I am no expert on trade, but I have made investments in China for years and had just returned from a weeklong visit. Eventually summoning my nerve, I suggested that neither approach would work. China is just too formidable as a rival — as well as a critical manufacturing powerhouse — to be reined in by diplomacy or an aggressive shift in policy. The only real solution is to get our house in order and beat China at its own game.

The need to do so is only growing, because the commotion of Mr. Trump’s first year back in office has set America back. In addition to manufacturing, China is threatening America’s pre-eminence in a range of fast-growing sectors, including artificial intelligence and pharmaceutical drug development. While he has tried to cut our spending on important government functions like basic research, China has made them national priorities.

China’s progress in A.I. has been stunning. While it still lags the United States in terms of cutting-edge semiconductor chips, China has an abundance of another key ingredient of A.I. success: power. It has more than twice as much generating capacity as we do, and some of its data centers pay half as much as ours for power.

That has helped it develop products like Manus, with exceptional speed. An A.I. agent with performance rivaling ChatGPT’s, it was sold to Meta for more than $2 billion shortly after my visit.

Human capital is a key ingredient of China’s success. I met with innumerable young entrepreneurs whose energy and intelligence at least matched that of their Silicon Valley counterparts, including one billionaire who still sleeps in his office. For all of Mr. Trump’s tariff bluster, we are not winning this trade war. The Asian goliath powers on as the world’s largest exporter, its trade surplus having notched a record $1.2 trillion last year. That overall increase suggests that many Chinese goods are simply passing through middleman countries before reaching U.S. shores. Tariffs or no, everybody needs Chinese goods. Consider cars. During my trip, I toured Xiaomi, a smartphone and electronics manufacturer that announced its entry into the electric vehicle industry just five years ago. In a sprawling facility almost devoid of humans, hulking mechanical creatures that look like robotic dinosaurs effortlessly nudged aluminum panels into place as cars moved down the line. In the lobby sat a yellow sports car that could easily be mistaken for a Porsche.
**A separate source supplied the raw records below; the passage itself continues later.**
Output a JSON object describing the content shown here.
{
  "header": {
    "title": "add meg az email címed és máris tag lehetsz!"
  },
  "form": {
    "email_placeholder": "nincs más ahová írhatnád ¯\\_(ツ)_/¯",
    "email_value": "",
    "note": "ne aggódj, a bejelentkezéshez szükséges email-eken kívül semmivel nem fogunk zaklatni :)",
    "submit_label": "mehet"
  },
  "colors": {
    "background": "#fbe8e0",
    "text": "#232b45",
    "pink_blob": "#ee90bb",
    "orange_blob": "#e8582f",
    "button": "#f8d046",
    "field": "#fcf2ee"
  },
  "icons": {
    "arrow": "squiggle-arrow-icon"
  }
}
I visited a robotics company where what looked like plastic children’s toys scampered across the floor, demonstrating the firm’s progress toward building humanoids that could replace humans in certain tasks. (In 2024, China installed nearly nine times as many industrial robots as the United States.)

After a visit, Ford’s chief executive, Jim Farley, last summer pronounced China’s in-vehicle technology “far superior” to American models’ and described Chinese progress as “the most humbling thing I’ve ever seen.” Coincidentally — or not — Ford recently stopped production of its F-150 electric truck and took a huge $19.5 billion write-down on its electric vehicle efforts.

Then there’s drug development. Just a few years ago, China was still licensing many of its pharmaceuticals from companies overseas. Now it licenses more drugs to other countries than it licenses from them, and it has surpassed the United States in its number of clinical trials.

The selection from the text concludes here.